No, Bashir, he reminded himself as he went through the motions of a routine autopsy, she sealed her own fate when she killed all those people.

He swallowed hard behind his mask. He rarely got queasy during an autopsy anymore—though everybody got a little green when the body had been bloating in the August heat for a couple of weeks—but today, he may as well have been back in med school. Back when that first cadaver had sent his stomach into his throat and kept it there for the whole semester.

It had nothing to do with the body in front of him, though, and everything to do with the trail of corpses his own assistant had left behind.

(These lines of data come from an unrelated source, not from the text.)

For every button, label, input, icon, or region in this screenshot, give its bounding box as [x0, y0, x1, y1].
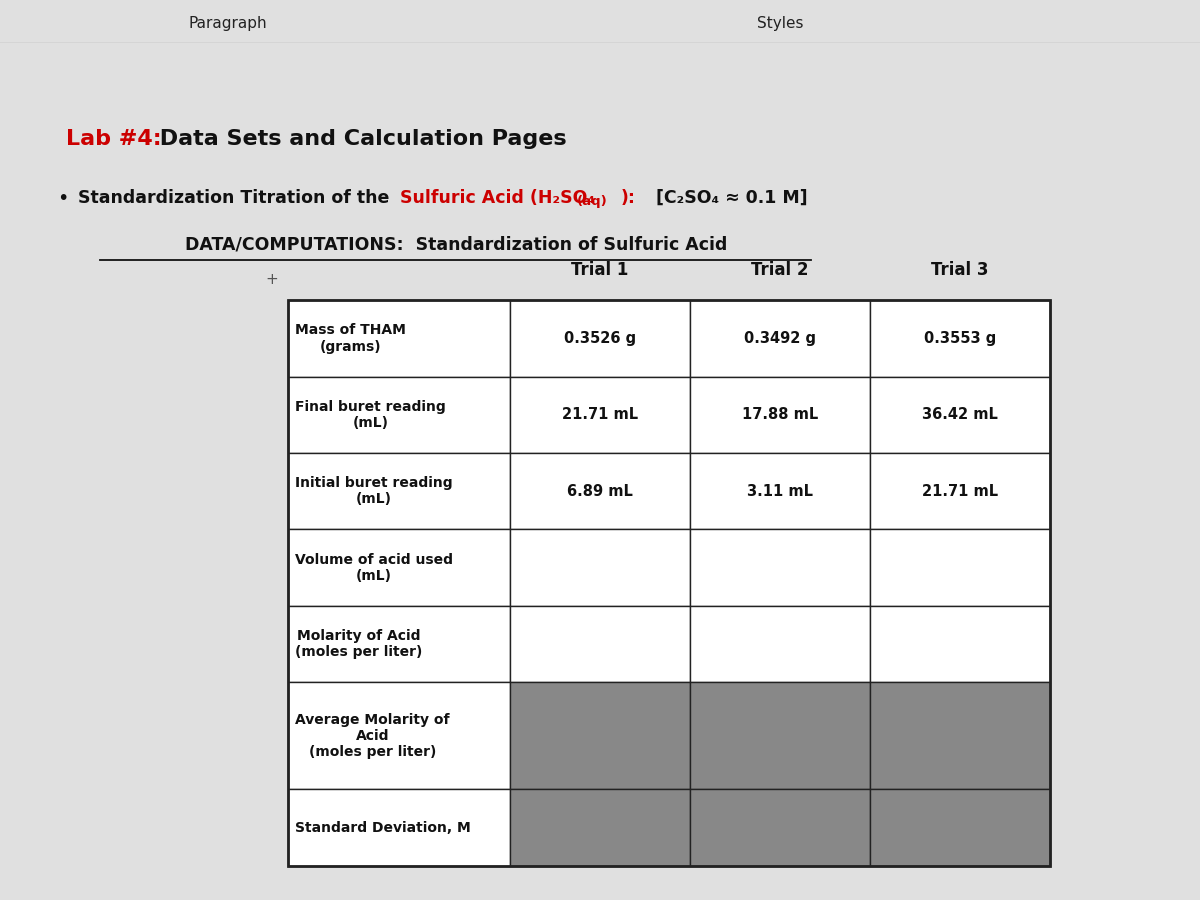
- Bar: [870, 682, 1050, 789]
- Bar: [870, 301, 1050, 377]
- Text: Molarity of Acid
(moles per liter): Molarity of Acid (moles per liter): [295, 629, 422, 659]
- Bar: [288, 301, 1050, 866]
- Bar: [288, 301, 510, 377]
- Text: 0.3492 g: 0.3492 g: [744, 331, 816, 346]
- Bar: [690, 789, 870, 866]
- Bar: [690, 453, 870, 529]
- Bar: [870, 606, 1050, 682]
- Bar: [288, 453, 510, 529]
- Text: Paragraph: Paragraph: [188, 16, 268, 32]
- Text: Sulfuric Acid (H₂SO₄: Sulfuric Acid (H₂SO₄: [400, 189, 595, 207]
- Text: (aq): (aq): [577, 195, 608, 208]
- Bar: [690, 377, 870, 453]
- Text: Volume of acid used
(mL): Volume of acid used (mL): [295, 553, 454, 583]
- Bar: [690, 606, 870, 682]
- Text: 0.3526 g: 0.3526 g: [564, 331, 636, 346]
- Bar: [510, 301, 690, 377]
- Text: Lab #4:: Lab #4:: [66, 129, 162, 148]
- Bar: [870, 377, 1050, 453]
- Bar: [510, 377, 690, 453]
- Text: Trial 3: Trial 3: [931, 261, 989, 279]
- Text: Final buret reading
(mL): Final buret reading (mL): [295, 400, 446, 430]
- Text: Styles: Styles: [757, 16, 803, 32]
- Text: Standardization Titration of the: Standardization Titration of the: [78, 189, 395, 207]
- Text: DATA/COMPUTATIONS:  Standardization of Sulfuric Acid: DATA/COMPUTATIONS: Standardization of Su…: [185, 236, 727, 254]
- Text: Mass of THAM
(grams): Mass of THAM (grams): [295, 323, 406, 354]
- Bar: [510, 453, 690, 529]
- Bar: [510, 789, 690, 866]
- Bar: [870, 529, 1050, 606]
- Text: Trial 1: Trial 1: [571, 261, 629, 279]
- Text: Average Molarity of
Acid
(moles per liter): Average Molarity of Acid (moles per lite…: [295, 713, 450, 759]
- Bar: [870, 789, 1050, 866]
- Bar: [288, 529, 510, 606]
- Bar: [690, 529, 870, 606]
- Text: 21.71 mL: 21.71 mL: [562, 408, 638, 422]
- Text: ):: ):: [620, 189, 636, 207]
- Text: 6.89 mL: 6.89 mL: [568, 484, 634, 499]
- Text: 21.71 mL: 21.71 mL: [922, 484, 998, 499]
- Bar: [870, 453, 1050, 529]
- Text: 0.3553 g: 0.3553 g: [924, 331, 996, 346]
- Text: Initial buret reading
(mL): Initial buret reading (mL): [295, 476, 452, 507]
- Bar: [510, 606, 690, 682]
- Bar: [510, 529, 690, 606]
- Bar: [690, 301, 870, 377]
- Text: 36.42 mL: 36.42 mL: [922, 408, 998, 422]
- Bar: [288, 682, 510, 789]
- Text: [C₂SO₄ ≈ 0.1 M]: [C₂SO₄ ≈ 0.1 M]: [644, 189, 808, 207]
- Bar: [510, 682, 690, 789]
- Text: Data Sets and Calculation Pages: Data Sets and Calculation Pages: [152, 129, 568, 148]
- Text: Trial 2: Trial 2: [751, 261, 809, 279]
- Bar: [690, 682, 870, 789]
- Bar: [288, 789, 510, 866]
- Text: +: +: [265, 273, 278, 287]
- Text: 17.88 mL: 17.88 mL: [742, 408, 818, 422]
- Text: Standard Deviation, M: Standard Deviation, M: [295, 821, 470, 834]
- Text: 3.11 mL: 3.11 mL: [748, 484, 814, 499]
- Bar: [288, 606, 510, 682]
- Text: •: •: [58, 189, 68, 208]
- Bar: [288, 377, 510, 453]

He wanted everything to go back to normal. He wanted her here, perched on her stool, taking notes for him, and sometimes helping out when he needed an extra pair of hands.

Her musical voice echoed in his ears: “I love watching you work, Bash.”

He’d chuckled, glancing up at her. “You love watching me take apart a body?”

“No, no.” She’d actually giggled at that. “I mean watching your mind work. It’s just… You see things, you know? The little details that anyone else would miss.”

In the present, Bashir froze, the decedent’s liver heavy in his hands.

Other moments flickered through his mind like a film highlight reel, zeroing in on moments when Tami had been assisting him.

“No other pathologist would’ve caught that. No way.”

“The way you think is mind-blowing.”

“It’s like watching someone figure out the world’s most complicated puzzle!”

He lowered the organ back into the abdominal cavity and leaned his hands on the exam table as the world rocked beneath him. Another conversation—this one much more recent—lurched into the forefront of his mind like his breakfast wanted to lurch up into his mouth:

“Seems like a lot of work to cover something up,” Tami had said. “Any pathologist was going to put the pieces together. Wouldn’t a killer just let the reaction do its thing?”